Rememorar el caso de los sobornos
en el Senado denunciados durante el gobierno de la Alianza, pretende que quince
años más tarde, los ciudadanos no seamos una vez más engañados por la oportunista
escenografía coral de la lucha contra la corrupción, para que nada cambie. La
enorme crisis de los años 2001-2002, origen del clamor popular “que se vayan
todos”, fue causada por muchos políticos, jueces y empresarios que tienen
vigencia hoy. No será entonces nada fácil modificar las estructuras,
procedimientos legales y normas administrativas que facilitan la corrupción. De
hecho, las leyes necesarias y prometidas no se promulgaron; los jueces
investigan lo que ellos ocultaron, y políticos encubridores disfrazados de puristas,
denuncian supuestas corrupciones de adversarios, solo para negociar el
ocultamiento de las propias. El ya emblemático José López clarificó la
patología, al adjudicar a “la política” los millones de dólares que intentó
ocultar en un convento. Parafraseando la conocida frase de Clinton, habría que responderle:
“entonces es dinero del Estado, estúpido”.

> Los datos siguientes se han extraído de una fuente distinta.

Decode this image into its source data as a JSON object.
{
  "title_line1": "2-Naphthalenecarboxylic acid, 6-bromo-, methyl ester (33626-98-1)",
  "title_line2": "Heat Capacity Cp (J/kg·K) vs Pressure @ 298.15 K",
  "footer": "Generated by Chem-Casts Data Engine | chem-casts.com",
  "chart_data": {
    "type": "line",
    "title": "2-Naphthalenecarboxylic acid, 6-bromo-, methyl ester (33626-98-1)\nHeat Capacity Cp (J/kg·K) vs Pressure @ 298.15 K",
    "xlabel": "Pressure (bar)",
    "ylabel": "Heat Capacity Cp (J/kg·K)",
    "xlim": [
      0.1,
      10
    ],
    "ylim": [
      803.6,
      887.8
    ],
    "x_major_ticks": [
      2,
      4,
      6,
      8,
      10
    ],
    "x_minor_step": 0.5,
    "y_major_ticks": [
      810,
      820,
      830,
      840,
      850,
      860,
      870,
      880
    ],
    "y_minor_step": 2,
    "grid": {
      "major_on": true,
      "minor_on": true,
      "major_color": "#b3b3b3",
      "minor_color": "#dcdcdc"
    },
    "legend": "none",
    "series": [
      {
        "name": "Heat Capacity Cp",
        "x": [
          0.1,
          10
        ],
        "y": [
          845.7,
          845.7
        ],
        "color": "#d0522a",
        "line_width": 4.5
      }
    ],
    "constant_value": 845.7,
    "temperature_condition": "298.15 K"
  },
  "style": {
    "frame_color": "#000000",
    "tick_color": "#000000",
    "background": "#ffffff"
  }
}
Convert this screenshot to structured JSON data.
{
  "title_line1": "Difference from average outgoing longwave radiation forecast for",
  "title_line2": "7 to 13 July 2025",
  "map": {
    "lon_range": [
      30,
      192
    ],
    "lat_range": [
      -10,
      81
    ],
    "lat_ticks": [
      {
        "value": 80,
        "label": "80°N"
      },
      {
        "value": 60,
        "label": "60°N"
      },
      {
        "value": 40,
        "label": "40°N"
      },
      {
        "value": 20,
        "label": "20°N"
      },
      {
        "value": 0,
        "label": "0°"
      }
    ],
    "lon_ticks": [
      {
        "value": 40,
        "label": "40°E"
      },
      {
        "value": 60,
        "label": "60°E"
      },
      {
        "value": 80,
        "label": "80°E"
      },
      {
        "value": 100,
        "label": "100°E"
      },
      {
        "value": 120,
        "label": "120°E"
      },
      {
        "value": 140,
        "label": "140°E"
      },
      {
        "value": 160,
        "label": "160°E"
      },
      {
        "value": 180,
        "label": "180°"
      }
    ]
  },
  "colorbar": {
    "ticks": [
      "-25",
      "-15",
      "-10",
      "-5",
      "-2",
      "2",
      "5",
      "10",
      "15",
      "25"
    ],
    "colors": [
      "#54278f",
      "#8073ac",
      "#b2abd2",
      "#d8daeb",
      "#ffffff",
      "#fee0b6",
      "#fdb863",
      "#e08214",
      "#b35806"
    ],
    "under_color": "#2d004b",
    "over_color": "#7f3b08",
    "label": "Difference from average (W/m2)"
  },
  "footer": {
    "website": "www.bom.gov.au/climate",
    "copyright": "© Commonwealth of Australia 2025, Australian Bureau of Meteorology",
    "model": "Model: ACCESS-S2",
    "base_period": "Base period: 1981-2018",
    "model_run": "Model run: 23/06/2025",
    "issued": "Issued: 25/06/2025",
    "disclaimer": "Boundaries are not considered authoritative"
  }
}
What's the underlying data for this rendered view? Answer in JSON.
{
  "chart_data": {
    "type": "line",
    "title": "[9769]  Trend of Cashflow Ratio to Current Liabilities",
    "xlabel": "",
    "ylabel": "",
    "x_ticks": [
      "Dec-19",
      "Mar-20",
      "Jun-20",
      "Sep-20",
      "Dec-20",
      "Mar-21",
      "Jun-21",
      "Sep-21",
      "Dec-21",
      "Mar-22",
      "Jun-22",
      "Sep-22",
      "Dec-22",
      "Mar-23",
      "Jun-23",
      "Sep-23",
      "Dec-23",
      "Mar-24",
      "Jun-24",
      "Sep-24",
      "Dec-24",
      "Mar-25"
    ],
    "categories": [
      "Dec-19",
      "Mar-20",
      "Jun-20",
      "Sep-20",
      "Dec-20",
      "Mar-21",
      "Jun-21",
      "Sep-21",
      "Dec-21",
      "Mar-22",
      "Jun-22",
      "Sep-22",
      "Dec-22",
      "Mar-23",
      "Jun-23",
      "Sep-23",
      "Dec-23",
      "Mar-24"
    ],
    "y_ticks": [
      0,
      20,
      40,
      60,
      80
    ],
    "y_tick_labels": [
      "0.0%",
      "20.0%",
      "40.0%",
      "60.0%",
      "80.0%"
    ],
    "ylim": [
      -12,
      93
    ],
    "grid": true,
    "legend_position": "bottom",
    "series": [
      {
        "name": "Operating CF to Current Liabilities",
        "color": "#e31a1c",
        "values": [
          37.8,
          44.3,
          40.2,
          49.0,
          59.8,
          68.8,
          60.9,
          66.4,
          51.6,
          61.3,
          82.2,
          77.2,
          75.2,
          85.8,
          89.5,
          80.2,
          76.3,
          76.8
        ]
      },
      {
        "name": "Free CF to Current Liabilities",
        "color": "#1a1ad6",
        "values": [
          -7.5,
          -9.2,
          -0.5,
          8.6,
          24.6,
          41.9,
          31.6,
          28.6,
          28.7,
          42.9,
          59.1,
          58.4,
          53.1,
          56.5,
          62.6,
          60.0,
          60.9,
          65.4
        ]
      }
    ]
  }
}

A diferencia de corrupciones
anteriores, por primera vez la sociedad pudo “ver” parcialmente (no leerla o
escucharla), la magnitud del dinero de la corrupción. Millones de dólares en
una oficina de Puerto Madero, en un convento, en una caja de seguridad de la
hija de la ex presidente, entabicados en un departamento de un financista
relacionado con funcionarios, o simples directores administrativos públicos
enriquecidos. Paradojas del discurso político “progre”: siempre dólares, nunca
pesos argentinos. 32% de pobreza y 6% de indigencia no debiera sorprender. El
saqueo impúdico de los recursos estatales lo explica claramente.
En este contexto, preocupan las
manifiestas indolencias legislativas y judiciales, a tres meses de concluir el
año 2016. Es habitual ver a muchos legisladores en medios de comunicación transformados
en panelistas opinólogos, cuando no feroces críticos, en temas sensibles como
corrupción, políticas de seguridad, complicidades judiciales, incompatibilidades
de funcionarios, entre otros. Pero jamás explicitan proyectos de ley y su
estado de avance legislativo, que ellos y/o sus bloques debieran elaborar para evitar
los vicios que denuncian. Ejemplos.
1).- Aún no han sido aprobadas
las leyes del Arrepentido y Extinción de Dominio (incautación de bienes
obtenidos en forma ilícita), de las que existe amplia jurisprudencia en países
que las aplicaron exitosamente. 2).- No se promulgaron leyes procesales penales
que eviten injustificadas excarcelaciones; agilicen los procesos evitando las
conocidas tácticas dilatorias, e incrementen sensiblemente las penas de
funcionarios por delitos de fraude contra la administración pública. 3) No se
propuso adjudicar responsabilidad penal a las personas jurídicas en caso de
corrupción contra el Estado, que hoy no la tienen. 4).-No se desactivó explícitamente
la antojadiza interpretación de que los fueros protegen a los legisladores por
la comisión de delitos comunes.
Respecto al Poder Judicial, hablar
de su colaboración con la impunidad sería redundante. Para que los jueces
abandonen sus recoletos ámbitos de actuación, más acordes a negociadores
privados que impartidores de justicia, destacamos tres aspectos:
1).- En febrero de este año, el
juez de la Corte Ricardo Lorenzetti anunció habilitar una base de datos para que los ciudadanos conozcan
tipo de causas y funcionarios involucrados, dentro de los límites legales del
debido proceso. No se cumplió. 2).- .Respondiendo a una iniciativa del Colegio de Abogados de la ciudad de
Buenos Aires y otras entidades, el Consejo de la Magistratura accedió a
realizar una auditoría sobre la justicia penal federal. No se cumplió. 3) Pese
a las prolongadas tramitaciones judiciales, en el presente año no se elevó
ningún caso de corrupción contra el Estado a juicio oral y público.
La ciudadanía decidió que en el gobierno de Macri no exista “escribanía” legislativa, por lo que transformar en leyes expresiones mediáticas contra la corrupción, es responsabilidad de todo el espectro político. El tema no debe ser patrimonio exclusivo de Carrió, Stolbizer y Ocaña. Es hora que tomen la palabra y actúen, entre otros, Pinedo, Pichetto, Rodríguez Saá, Solanas, Monzó, Di Tullio, Negri, Massa, Recalde, Caamaño, Cobos, Alfonsín, Gioja.